Stories become memories; personal and cultural heritage are evaluated for honesty and
accuracy. The student artists exhibiting in Abierto were selected because of their talent,
vision, work ethic, and dedication to their practice. Themes include childhood, religion,
queerness, loss, and play.
Byron Anway
Byron Anway is an Assistant Professor of Practice at the University of Nebraska –
Lincoln in the School of Art, Art History, and Design. His recent works draw on
memories of teaching and traveling overseas, particularly in Morocco. Among other
venues, his work has been exhibited at the Joslyn Art Museum in Omaha, NE, Manifest
Gallery in Cincinnati, OH, and the Soo Visual Arts Center in Minneapolis. His work has
been published twice in New American Paintings the West, Manifest Creative Research
International Painting Annual, and the Prairie Schooner.
Chas Hyman
Contemporary painter and drawer Chas Hyman is a black female surrealist. She creates
magical and imaginative portraits that are representative of her own personal childhood
and experience coping with mental illness, grief, and isolation. Chas has always been
inspired by contemporary surrealist artists such as Mark Ryden and Marion Peck, and
one of her goals is to add the black perspective and representation into the growing
collection of contemporary surrealist work. Chas is almost always listening to her
favorite artists while creating work, enjoys her cat being by her side during studio time.

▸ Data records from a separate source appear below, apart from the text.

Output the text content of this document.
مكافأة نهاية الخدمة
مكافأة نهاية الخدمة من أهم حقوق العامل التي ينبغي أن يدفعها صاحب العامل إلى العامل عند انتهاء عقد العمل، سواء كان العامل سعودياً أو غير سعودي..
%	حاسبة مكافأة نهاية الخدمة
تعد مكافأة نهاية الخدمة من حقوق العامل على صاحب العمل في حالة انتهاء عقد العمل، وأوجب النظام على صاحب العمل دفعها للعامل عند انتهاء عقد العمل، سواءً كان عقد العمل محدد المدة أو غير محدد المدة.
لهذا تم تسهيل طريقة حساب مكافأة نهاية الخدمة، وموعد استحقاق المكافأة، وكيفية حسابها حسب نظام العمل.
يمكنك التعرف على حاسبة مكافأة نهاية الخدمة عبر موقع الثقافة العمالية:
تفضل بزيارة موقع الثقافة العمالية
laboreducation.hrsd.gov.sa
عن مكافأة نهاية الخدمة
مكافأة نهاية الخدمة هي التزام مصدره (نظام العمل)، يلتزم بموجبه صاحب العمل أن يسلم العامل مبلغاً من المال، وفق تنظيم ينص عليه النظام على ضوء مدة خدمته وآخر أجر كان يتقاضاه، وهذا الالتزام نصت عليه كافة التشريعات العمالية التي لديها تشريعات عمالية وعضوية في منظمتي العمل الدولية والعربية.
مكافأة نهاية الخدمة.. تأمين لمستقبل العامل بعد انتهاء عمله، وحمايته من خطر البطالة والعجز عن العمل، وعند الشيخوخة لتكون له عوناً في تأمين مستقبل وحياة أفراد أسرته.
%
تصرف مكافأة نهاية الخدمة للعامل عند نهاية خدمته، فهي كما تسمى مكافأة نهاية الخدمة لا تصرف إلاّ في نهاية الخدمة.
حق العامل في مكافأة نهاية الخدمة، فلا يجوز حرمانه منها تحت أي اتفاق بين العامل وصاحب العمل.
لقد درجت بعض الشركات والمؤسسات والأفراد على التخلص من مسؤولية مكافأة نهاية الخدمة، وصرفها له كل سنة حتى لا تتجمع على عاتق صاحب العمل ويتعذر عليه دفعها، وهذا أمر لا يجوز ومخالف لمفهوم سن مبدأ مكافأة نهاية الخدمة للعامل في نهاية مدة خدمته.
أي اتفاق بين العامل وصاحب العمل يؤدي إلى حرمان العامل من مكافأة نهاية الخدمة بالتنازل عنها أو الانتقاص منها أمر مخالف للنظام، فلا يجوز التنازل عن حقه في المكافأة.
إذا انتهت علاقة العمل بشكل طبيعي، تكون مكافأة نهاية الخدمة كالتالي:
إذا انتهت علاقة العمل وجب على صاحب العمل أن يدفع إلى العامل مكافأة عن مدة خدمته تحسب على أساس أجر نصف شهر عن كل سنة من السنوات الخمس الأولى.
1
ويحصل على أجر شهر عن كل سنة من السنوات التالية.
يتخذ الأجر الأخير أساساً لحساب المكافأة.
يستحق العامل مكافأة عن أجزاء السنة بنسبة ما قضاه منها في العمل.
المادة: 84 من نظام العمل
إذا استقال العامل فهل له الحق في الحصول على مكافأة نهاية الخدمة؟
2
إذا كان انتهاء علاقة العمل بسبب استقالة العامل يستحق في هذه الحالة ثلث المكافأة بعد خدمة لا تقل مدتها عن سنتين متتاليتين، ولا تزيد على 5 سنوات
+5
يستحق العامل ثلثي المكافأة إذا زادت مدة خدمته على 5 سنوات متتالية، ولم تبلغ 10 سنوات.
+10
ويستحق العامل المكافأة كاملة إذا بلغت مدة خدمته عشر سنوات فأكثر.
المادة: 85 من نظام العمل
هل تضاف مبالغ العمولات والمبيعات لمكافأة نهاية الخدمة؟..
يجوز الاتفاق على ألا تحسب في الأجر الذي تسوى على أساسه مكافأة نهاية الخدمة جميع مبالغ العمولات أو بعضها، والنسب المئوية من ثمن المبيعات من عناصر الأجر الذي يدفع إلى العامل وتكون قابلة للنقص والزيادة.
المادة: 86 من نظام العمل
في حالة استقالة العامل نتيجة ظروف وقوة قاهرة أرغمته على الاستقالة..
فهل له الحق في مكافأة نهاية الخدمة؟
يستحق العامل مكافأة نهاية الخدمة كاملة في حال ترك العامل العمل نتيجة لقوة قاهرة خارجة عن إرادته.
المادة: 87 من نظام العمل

Chas currently lives in Lincoln, Nebraska as an art student at the University of
Nebraska- Lincoln but sees herself moving to the Pacific Northwest in the future to be
alongside the rich geographical features of the area.
Belen Catalan
Belen Catalan is an undergraduate fine arts major at University of Nebraska-Lincoln.
They graduated from Grand Island Senior High School in 2020. Currently they are
based in Lincoln, Nebraska. Belen works with several media ranging from plaster,
fabric, and found objects to graphite works on paper. Their work explores themes of
cuteness, fragility, femininity and Mexican queerness.
Qiqe Panqeqi Martinez
Qiqe Panqeqi Martinez is an artist from Grand Island, Ne. She is currently an
undergraduate studio art major at UNL. Her paintings and drawings explore transgender
identity and first-generation Mexican experiences.
Tugboat Gallery Proudly Presents “Garbage Ideas” featuring Isaiah Jones and Julia Leggent
Julia Leggent and Isaiah Jones –
Our intentions can be destructive to the self and the world—the body in distress, the world in despair. Garbage ideas is a show consisting of 52 drawings and 52 etchings. Both bodies of work call attention to individual behavior; they encourage awareness of actions, consumption, and thoughts.
This event is free and open to the public.